Jo knew that what she dreaded was not freeze-up itself, but coming to terms with the choices she’d made to come to Dawson. It was all well and good back in Vancouver to imagine herself curled up next to a cosy fire with a crossword puzzle or a book of poetry, the whiteness of the snow a carte blanche. In the daydream, she’d be listening to her new favourite song, the scratchy guitar string heights making her soul ache and soar. Jo pictured herself with a husky strewn casually across her feet for warmth. Maybe she’d take up the guitar again to fill the long winter nights. She thought of other possibilities, but pushed them away. For a moment, Jo wished that she’d pursued her first love, music, and never started writing about crime. Too late. Too late for so many things.

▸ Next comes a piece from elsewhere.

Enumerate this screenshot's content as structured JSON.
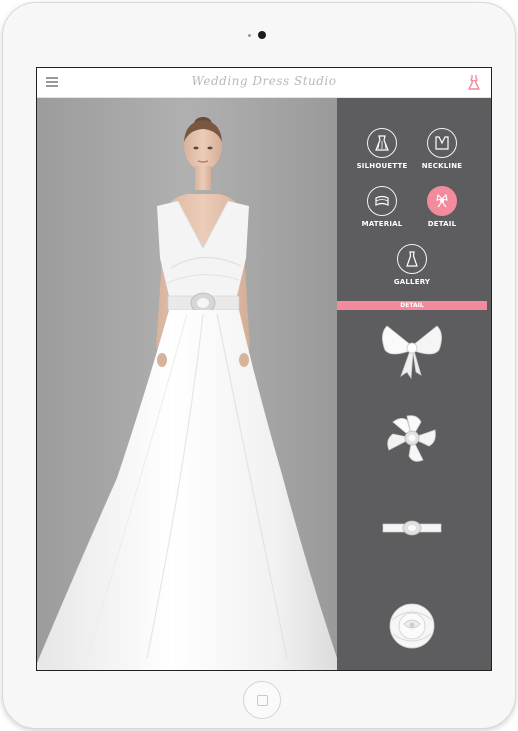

The harsh reality of life in a small northern town was sure to be less romantic. And Jo had always been an urbanite. She’d aimed to work for one of the nationals in Toronto someday, to immerse herself in the fast-paced, crime-riddled concrete world. The only kind of world she truly understood. Those dreams, and the dreams of others, ended when the body of a young woman was found in a burning vehicle. Now she dreamed of escape, atonement, and, most of all, anonymity.

The light on the
Daily
’s archaic answering machine was flashing. She wondered why everyone in Dawson seemed to have such an aversion to modern technology. She sighed as she pressed the button, pushing aside the yellowing stack of archival newspapers on her desk as she listened to Doug’s whispery message asking her to review the old editions for content and style. Then there was a message from Frank, asking Jo to call him. Finally there was a series of staticky clicks and a long beep that somehow made her feel like a telegraph operator listening to naval distress signals.

A woman, enunciating very precisely, said that she urgently needed to speak to Jo Silver. Only Jo Silver. She instructed Jo to call her at home or come by her shop, The Gold Digger, when it opened at eleven. Her voice was high—almost musical—and confident.
May Wong.
May asked Jo to erase the message from the machine as soon as she’d heard it, and to mention the call to no one. Jo listened again and checked the time of the message before deleting it: May had rung just after midnight. Probably about the time that Jo had been holed up in the kitchen scarfing down “special” brownies. She had that slow, creeping feeling that she was on to something as she dialled, but was met with a hollow ring tone. Several more attempts yielded the same outcome. She thought it best not to leave a message.